Все это Тутер разглядел, делая вид, что возится с «Жигулями». Тетя, с помощью Дагнии выбравшаяся из машины, уже шла навстречу гостям. Те, в свою очередь, направились к ней: впереди толстушка, потом мужчина и за ним, опустив голову, будто нехотя, брела молодая.

Толстушка бросилась к Мирте на шею, принялась целовать в обе щеки, приговаривая «сколько лет, сколько зим», «кто бы мог подумать», «как хорошо, что жива и здорова» и тому подобное. Тетя выглядела смущенной. Мужчина не дал ей опомниться, схватил за руки, принялся трясти. Передышка наступила благодаря девушке: та остановилась в двух шагах, сделала книксен и сказала: «Здравствуйте!»

Лет восемнадцати, хорошо сложена, ее приседание показалось Тутеру несколько нарочитым.

– Откуда ты, родная? – спросила тетя девушку.

– Из Гулбене.

– А зовут как?

– Ласма.

Тут к Мирте вновь подступила толстушка:

– Неужто не помнишь меня?

– Н-нет, – призналась тетя. И, как бы извиняясь, добавила:

– Глаза у меня слабые стали.

– Так ведь Олита я! Олита.

– Олита… Та самая, что ли? С кем мой старшенький венчался…

– Ну да, невестка твоя! – Слава богу, кажется, дело пошло на лад. – Это мой муж Виктор и дочка Ласма, – представила она.

– Не кричи так, слышать-то я хорошо слышу. Дочка твоя, значит… – Мирта вздохнула. Ну дела, прямо голова кругом: невестка со своим мужем, который ей не сын, и с дочерью, которая ей не внучка. А Гедерта нет на свете, и внуков настоящих нет…

– Ну не плачь, тетя, слезами горю не поможешь, – попытался утешить Мартынь.

– Не будь вас, уж и не знаю… – хлюпала тетя. – Мартыня-то небось помнишь?

– О! – удивилась Олита. – Вы – тот мальчуган?

– Выходит, так, – улыбнулся Тутер, – сейчас всякий сказал бы, что мы ровесники. А в то время между подростком и молодой женщиной была пропасть. – Сейчас могу признаться: вы мне тогда нравились.

– Слышишь, Виктор! У меня объявился поклонник… нежданный-негаданный, – ее глаза загорелись, на лице мелькнул отблеск былой привлекательности.
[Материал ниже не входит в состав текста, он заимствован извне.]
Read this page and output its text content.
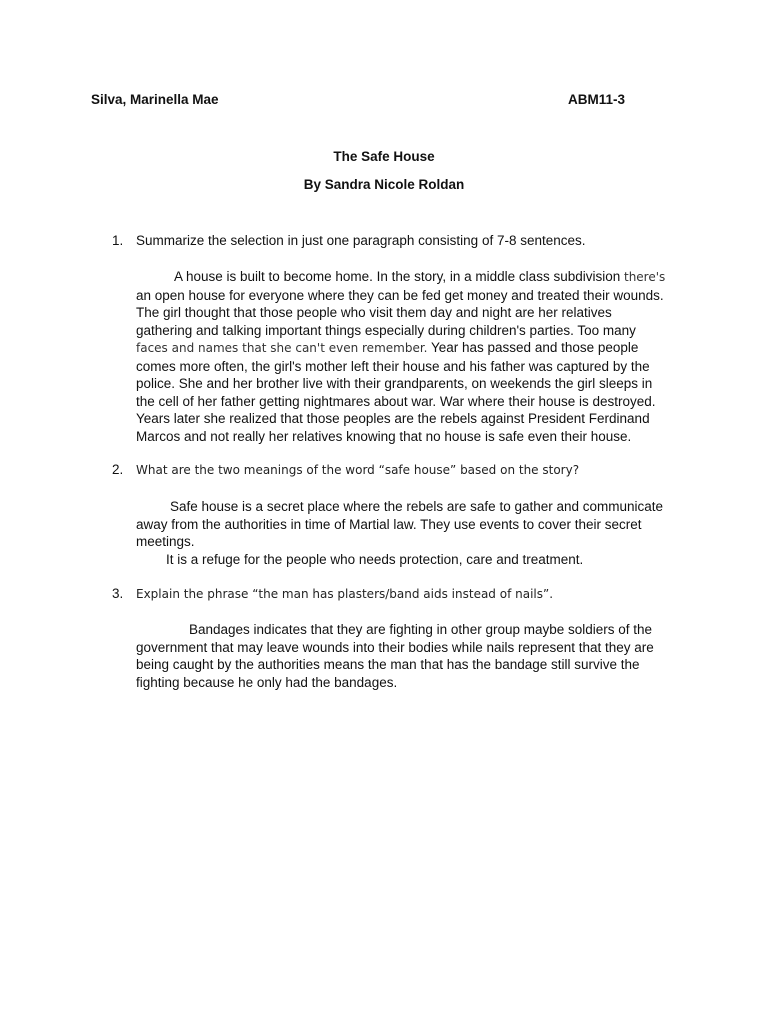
Silva, Marinella Mae	ABM11-3

The Safe House

By Sandra Nicole Roldan

1. Summarize the selection in just one paragraph consisting of 7-8 sentences.
A house is built to become home. In the story, in a middle class subdivision there's
an open house for everyone where they can be fed get money and treated their wounds.
The girl thought that those people who visit them day and night are her relatives
gathering and talking important things especially during children's parties. Too many
faces and names that she can't even remember. Year has passed and those people
comes more often, the girl's mother left their house and his father was captured by the
police. She and her brother live with their grandparents, on weekends the girl sleeps in
the cell of her father getting nightmares about war. War where their house is destroyed.
Years later she realized that those peoples are the rebels against President Ferdinand
Marcos and not really her relatives knowing that no house is safe even their house.
2. What are the two meanings of the word “safe house” based on the story?
Safe house is a secret place where the rebels are safe to gather and communicate
away from the authorities in time of Martial law. They use events to cover their secret
meetings.
It is a refuge for the people who needs protection, care and treatment.
3. Explain the phrase “the man has plasters/band aids instead of nails”.
Bandages indicates that they are fighting in other group maybe soldiers of the
government that may leave wounds into their bodies while nails represent that they are
being caught by the authorities means the man that has the bandage still survive the
fighting because he only had the bandages.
Но муж не слушал: он разглядывал машину. Вдруг присвистнул:

– Э, да у вас «семьдесят» на заднем стекле! А еще наступали мне на пятки!

Мартынь так и взвился:

– В правилах сказано, что водитель должен держаться правой стороны дороги, а не шпарить посередине.

– Сам правил не соблюдаешь, так не тычь в нос другому! Если я еду на максимально допустимой скорости, никто не должен меня обгонять.

– Нет, вы только посмотрите! – Олита в деланном удивлении всплеснула руками. Она не могла допустить ссоры сразу после знакомства. – Стоит двум мужчинам встретиться, как речь заходит о машинах. А если мы начнем скучать…

– Да, да, пойдемте в дом! – пригласила Дагния.

– Мне бы переодеться, – наклонившись к ее уху, зашептала гостья. – Удобнее было бы надеть брючный костюм, да я подумала, старому человеку это может не понравиться.

Проведя женщину через гостиную, Дагния открыла дверь справа и с холодной вежливостью пригласила: «Пожалуйста!»

На кухне ее ждала тетя.

– Надо скорее стол накрывать! – зашептала она. – Что подавать будем? Смотри, чтоб тарелки не были пустые, вы там, в городе, привыкли по дну размазывать, на деревне так не годится. Чай, не нищие. Яичницу сделай. Пирожков еще много, мясо, колбаса.

– Я вот думаю, не испортилась ли…

– Съедят небось.

– Все-таки обжарю.

– Только хлеб да масло не забудь, без них и стол не стол. А я пойду поговорю с гостями.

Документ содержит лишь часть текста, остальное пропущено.